Steve Priestley is a British disc jockey, who used to work for Magic 105.4 in London.

==Career==
He first came to prominence in the early 1990s as the voice over for an ITV programme on Saturdays called Movies, Games and Videos. The show overviewed games, movies and videos and started life as Movies, Movies, Movies.

In 1993, he joined BRMB in Birmingham, where he presented a regular show and was part of the line up for five years. While working at the station, he also became a stand-in presenter for the Network Chart whenever its presenter, Neil Fox was away. In addition to this, he also did two stints at Fox FM in Oxford before moving to Magic.

He originally presented Magic 105.4's weekend afternoon show, before taking over the drivetime show, replacing Graham Dene who left the station in September 2007 to join rival 102.2 Smooth Radio as its new breakfast presenter. From early 2009 he took over the station's weekend breakfast show.
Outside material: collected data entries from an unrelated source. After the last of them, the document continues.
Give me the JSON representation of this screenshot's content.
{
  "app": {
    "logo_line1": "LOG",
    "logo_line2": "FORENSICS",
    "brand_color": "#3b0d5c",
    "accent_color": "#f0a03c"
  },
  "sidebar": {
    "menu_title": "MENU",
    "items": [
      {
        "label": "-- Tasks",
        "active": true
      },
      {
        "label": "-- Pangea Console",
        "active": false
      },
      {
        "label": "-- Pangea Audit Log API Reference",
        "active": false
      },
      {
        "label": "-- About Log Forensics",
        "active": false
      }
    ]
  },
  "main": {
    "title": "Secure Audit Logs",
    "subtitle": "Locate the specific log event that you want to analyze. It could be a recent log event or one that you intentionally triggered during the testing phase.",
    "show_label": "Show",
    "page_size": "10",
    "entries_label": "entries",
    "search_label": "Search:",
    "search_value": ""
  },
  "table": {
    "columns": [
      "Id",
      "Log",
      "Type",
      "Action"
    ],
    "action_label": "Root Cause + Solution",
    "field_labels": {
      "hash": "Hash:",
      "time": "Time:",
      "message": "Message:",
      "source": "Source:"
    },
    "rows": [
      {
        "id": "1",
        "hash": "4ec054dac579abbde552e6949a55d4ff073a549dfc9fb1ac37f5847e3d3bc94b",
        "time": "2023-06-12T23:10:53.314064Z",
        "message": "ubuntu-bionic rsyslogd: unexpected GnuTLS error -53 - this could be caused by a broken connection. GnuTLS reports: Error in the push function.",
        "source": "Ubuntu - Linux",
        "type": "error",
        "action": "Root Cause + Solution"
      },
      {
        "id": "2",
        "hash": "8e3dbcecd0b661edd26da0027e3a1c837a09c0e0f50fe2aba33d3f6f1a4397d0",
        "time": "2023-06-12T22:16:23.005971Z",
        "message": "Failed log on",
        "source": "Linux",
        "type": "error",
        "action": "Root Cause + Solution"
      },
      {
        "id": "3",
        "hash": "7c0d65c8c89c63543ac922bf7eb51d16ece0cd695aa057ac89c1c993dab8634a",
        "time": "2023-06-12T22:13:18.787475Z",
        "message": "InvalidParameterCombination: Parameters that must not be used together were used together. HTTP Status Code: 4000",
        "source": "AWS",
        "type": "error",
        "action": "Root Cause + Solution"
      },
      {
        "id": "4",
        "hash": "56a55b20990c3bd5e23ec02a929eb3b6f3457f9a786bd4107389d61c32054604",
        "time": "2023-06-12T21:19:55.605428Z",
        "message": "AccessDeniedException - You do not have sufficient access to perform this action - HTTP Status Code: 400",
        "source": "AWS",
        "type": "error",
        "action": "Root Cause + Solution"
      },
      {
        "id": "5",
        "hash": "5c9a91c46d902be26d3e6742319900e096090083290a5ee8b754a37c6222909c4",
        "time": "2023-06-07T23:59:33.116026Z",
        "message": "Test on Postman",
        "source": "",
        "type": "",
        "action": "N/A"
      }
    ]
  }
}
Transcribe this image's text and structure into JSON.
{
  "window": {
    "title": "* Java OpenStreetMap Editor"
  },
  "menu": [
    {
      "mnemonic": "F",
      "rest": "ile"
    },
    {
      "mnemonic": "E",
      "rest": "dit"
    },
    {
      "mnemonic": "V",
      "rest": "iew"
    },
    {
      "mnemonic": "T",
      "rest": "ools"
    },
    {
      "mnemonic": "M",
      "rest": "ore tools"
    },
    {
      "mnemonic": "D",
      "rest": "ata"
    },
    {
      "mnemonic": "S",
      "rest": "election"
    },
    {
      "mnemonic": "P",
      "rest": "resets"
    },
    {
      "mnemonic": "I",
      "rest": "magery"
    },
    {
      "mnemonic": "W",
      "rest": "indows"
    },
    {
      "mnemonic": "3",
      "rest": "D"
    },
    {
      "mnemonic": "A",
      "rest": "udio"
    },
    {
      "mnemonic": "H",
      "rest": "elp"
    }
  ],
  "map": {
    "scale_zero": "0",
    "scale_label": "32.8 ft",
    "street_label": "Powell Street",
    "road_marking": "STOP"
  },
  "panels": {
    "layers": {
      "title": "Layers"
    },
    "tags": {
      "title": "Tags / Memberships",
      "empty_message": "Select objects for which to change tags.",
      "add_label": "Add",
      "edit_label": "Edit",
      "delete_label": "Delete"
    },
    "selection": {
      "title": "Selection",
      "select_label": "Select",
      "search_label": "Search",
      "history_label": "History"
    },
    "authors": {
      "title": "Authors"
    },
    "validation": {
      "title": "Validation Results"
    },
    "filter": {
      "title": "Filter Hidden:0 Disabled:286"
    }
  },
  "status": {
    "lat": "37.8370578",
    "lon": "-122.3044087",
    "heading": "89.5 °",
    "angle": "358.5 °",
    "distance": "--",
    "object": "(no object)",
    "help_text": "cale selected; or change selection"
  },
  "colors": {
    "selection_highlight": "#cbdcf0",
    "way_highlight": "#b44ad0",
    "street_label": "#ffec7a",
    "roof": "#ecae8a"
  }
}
He also covered for Neil Fox on Magic's breakfast show whenever Fox is away. He left Magic in 2009. He then worked for Hallam FM, 96.3 Radio Aire and 96.9 Viking FM presenting Sunday to Thursday late nights. He left in March 2013.

Steve covered Smooth East Midlands drivetime in April 2017.

From 2017 up until its 2020 demise, Priestley was a network presenter for The Breeze (radio network), a network of Soft AC radio stations in the South West and East of England.

On 1 September 2020, Priestley began hosting the regional afternoon show for Greatest Hits Radio Yorkshire (GHR). and hosted GHR Yorkshire's regional show until Bauer removed GHR's regional programmes in England in November 2024.